Gion Mathias Cavelty, der Bündner Fachmann für geistreichen Firlefanz, kann nicht anders: Die Lesung im eleganten Buchsalon des «Kosmos» eröffnet er, in gewohnt schwarzer Montur, ironisch: mit dem Abspielen der Österreichischen Nationalhymne. Man dürfe sich erheben und ungeniert einstimmen, bietet er an. Es ist das letzte Mal an diesem Abend, dass ihm sein Publikum nicht folgt. Von nun an ist es ihm, der mit routinierter Süffisanz durch den Abend führt, gewogen.

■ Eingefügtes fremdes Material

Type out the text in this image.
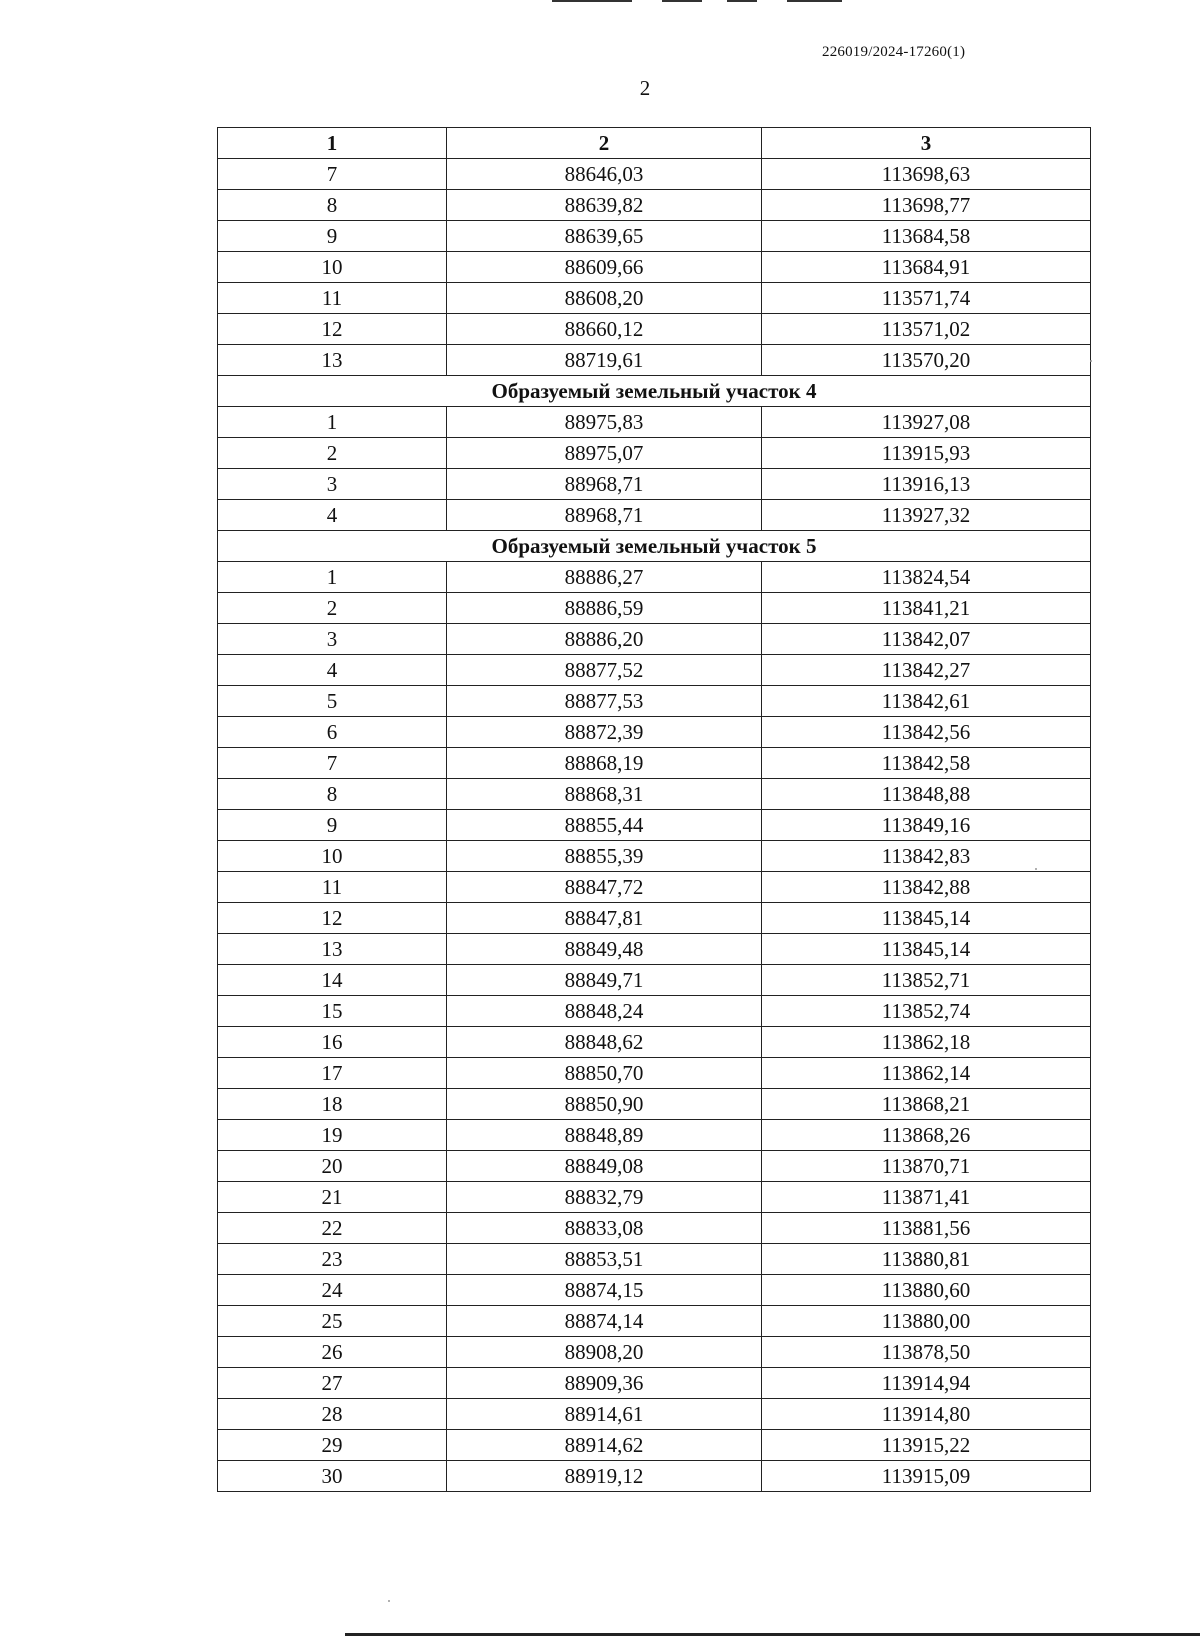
226019/2024-17260(1)
2
1	2	3
7	88646,03	113698,63
8	88639,82	113698,77
9	88639,65	113684,58
10	88609,66	113684,91
11	88608,20	113571,74
12	88660,12	113571,02
13	88719,61	113570,20
Образуемый земельный участок 4		
1	88975,83	113927,08
2	88975,07	113915,93
3	88968,71	113916,13
4	88968,71	113927,32
Образуемый земельный участок 5		
1	88886,27	113824,54
2	88886,59	113841,21
3	88886,20	113842,07
4	88877,52	113842,27
5	88877,53	113842,61
6	88872,39	113842,56
7	88868,19	113842,58
8	88868,31	113848,88
9	88855,44	113849,16
10	88855,39	113842,83
11	88847,72	113842,88
12	88847,81	113845,14
13	88849,48	113845,14
14	88849,71	113852,71
15	88848,24	113852,74
16	88848,62	113862,18
17	88850,70	113862,14
18	88850,90	113868,21
19	88848,89	113868,26
20	88849,08	113870,71
21	88832,79	113871,41
22	88833,08	113881,56
23	88853,51	113880,81
24	88874,15	113880,60
25	88874,14	113880,00
26	88908,20	113878,50
27	88909,36	113914,94
28	88914,61	113914,80
29	88914,62	113915,22
30	88919,12	113915,09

Das launige Geplänkel mit dem Journalisten Thomas Widmer, der dem Autor als kongenialer Sidekick assistiert («Ist der Bauch echt?»), ermöglicht Cavelty, seine Lieblingsanekdoten vorzubringen, lotet aber auch das Verhältnis von Autor und Werk aus. «I wui Skifoahrn – sonst nix!» zitiert Cavelty den ehemaligen Weltklasse-Skirennläufer Franz Klammer in seinem neuen Buch – ob dieses Bekenntnis, so Widmer, nicht eigentlich ein peinliches Zeugnis von Einfältigkeit sei? Der Autor widerspricht vehement: «Wenn ich in einem Satz sagen könnte, was ich bin und was ich will, und das dann auch tun würde» – das wäre seiner Meinung nach «vorbildlich».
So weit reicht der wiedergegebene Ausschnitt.